Mostly, I’m curious to know the people inside. I go into the bank two or three times a year, usually when my controller is on vacation and I throw myself at the mercy of the teller employee because I can’t even remember the business account number or locate the business debit card I’m supposed to use. There was even that time when some Brazilian client dumped loads of cash in our mail box for a speaking engagement I had done several weeks earlier, and I had to explain this was not drug money, but a bona fide fee for service. I remember the teller employee having something like a Russian name and accent, and I wanted to know more about her (how did you end up in Concord?; do you have any advice on where to stay?, I’m on my way to a Moscow conference), but we were both too busy figuring out how to deposit the cash on my account without raising unnecessary flags with Homeland Security, or depositing the cash on someone else’s account.

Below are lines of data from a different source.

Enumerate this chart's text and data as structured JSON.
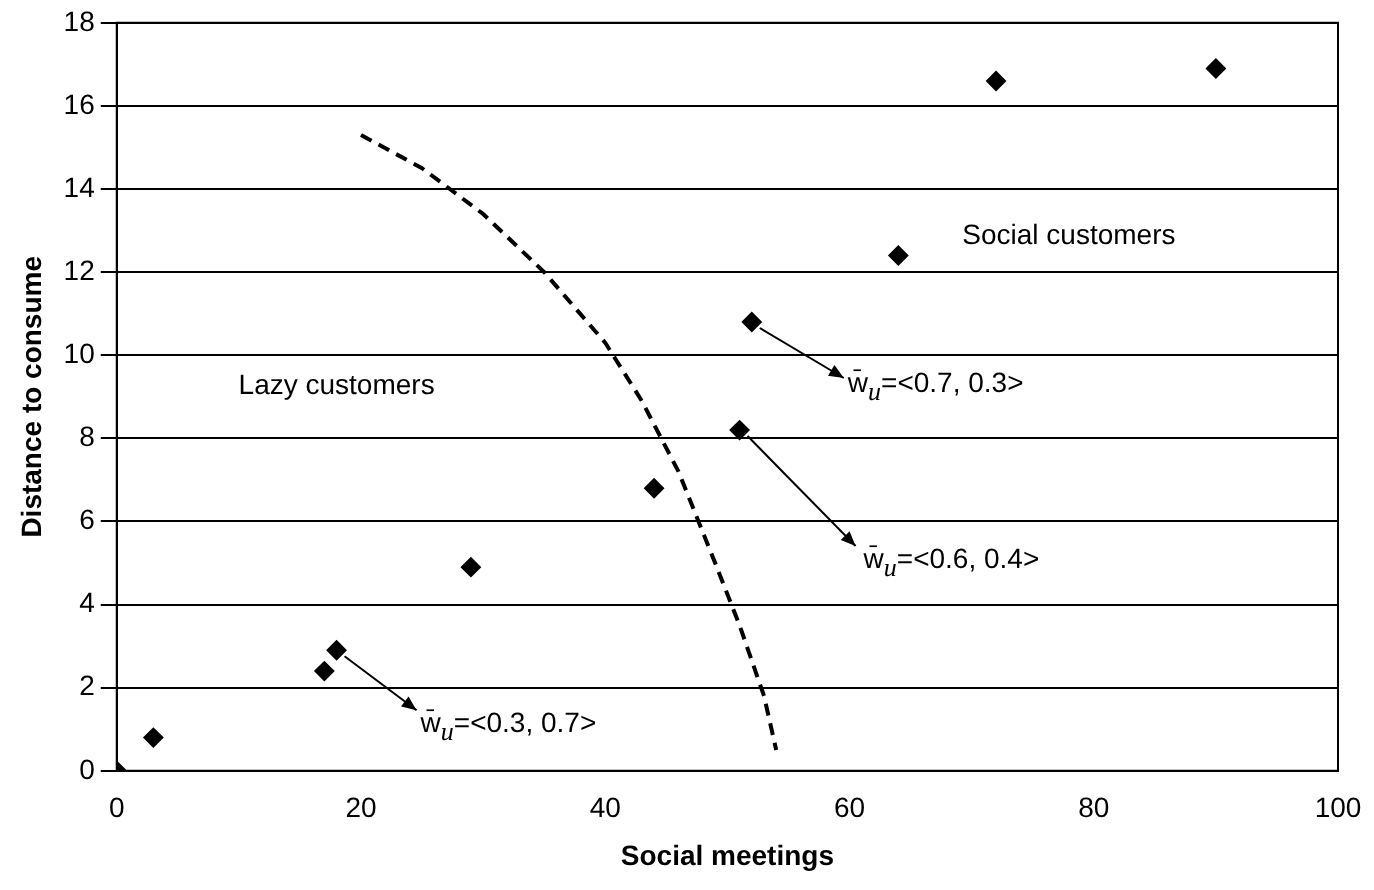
{
  "chart_data": {
    "type": "scatter",
    "xlabel": "Social meetings",
    "ylabel": "Distance to consume",
    "xlim": [
      0,
      100
    ],
    "xticks": [
      0,
      20,
      40,
      60,
      80,
      100
    ],
    "ylim": [
      0,
      18
    ],
    "yticks": [
      0,
      2,
      4,
      6,
      8,
      10,
      12,
      14,
      16,
      18
    ],
    "grid": "y",
    "legend": false,
    "marker": "diamond",
    "series": [
      {
        "color": "#000000",
        "x": [
          0,
          3,
          17,
          18,
          29,
          44,
          51,
          52,
          64,
          72,
          90
        ],
        "values": [
          0,
          0.8,
          2.4,
          2.9,
          4.9,
          6.8,
          8.2,
          10.8,
          12.4,
          16.6,
          16.9
        ]
      },
      {
        "type": "line",
        "color": "#000000",
        "line_style": "dashed",
        "marker": "none",
        "x": [
          20,
          25,
          30,
          35,
          40,
          43,
          46,
          49,
          51,
          53,
          54
        ],
        "values": [
          15.3,
          14.5,
          13.4,
          12,
          10.3,
          8.9,
          7.2,
          5,
          3.5,
          1.8,
          0.5
        ]
      }
    ],
    "annotations": [
      "Social customers",
      "Lazy customers",
      {
        "text": "w̄$_{u}$=<0.7, 0.3>",
        "x": 52,
        "y": 10.8
      },
      {
        "text": "w̄$_{u}$=<0.6, 0.4>",
        "x": 51,
        "y": 8.2
      },
      {
        "text": "w̄$_{u}$=<0.3, 0.7>",
        "x": 18,
        "y": 2.9
      }
    ]
  }
}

I have lots of ideas on how to get customers back inside the branch and co-create a new relationship with the bank. Why can’t they have a coin changer like TD Bank? I have about thirty pounds of coins I would like to change into real money some time before the universe stops expanding. I hereby pledge I will bring my grandchildren to the branch as soon as I get them and they’re able to count. I could use an extra conference room every now and then for my client meetings, and I’d love to be able to borrow or rent one of their rooms. I’m looking for a CPA in town, and I imagine they might have some CPA customers they could introduce me to (and generate new business for). My kid is a freshman in a business college nearby, and he’ll probably need an internship or a job someday. My wife is heavily involved with a bunch of local associations who also need a place to meet in the evening and have banking needs. The most effective network in town is made of former professional women volunteering their talent for various causes, never engaging with local banks in any way, because nobody at the bank ever reaches out to them.
“This is all fine and dandy”, the branch manager will say (assuming there is one; for all I know, the Russian lady runs the place), “but how are we going to make money from all this community and social stuff?” I will then flash one of my legendary smiles and tell him how to really make money with guys like me. “I know you’ve been trying to CRM me for years. I know your strategy is to identify individuals with some assets to manage, ideally with small (or larger) businesses. Your strategy is to ‘cross-sell’ me. But you don’t even seem to be able to read my account balance and call me when I accumulate some cash to invest. ” We will agree that having me tell them where I keep my money is a more efficient way to find out than have their CRM program try to connect my business account with me as a person. “I’ll help you make money for your branch because I want you to be promoted and Brian to remain your CEO”, I’ll say. “And by the way, I can bring you lots of people like me if you let us shape the branch with you.”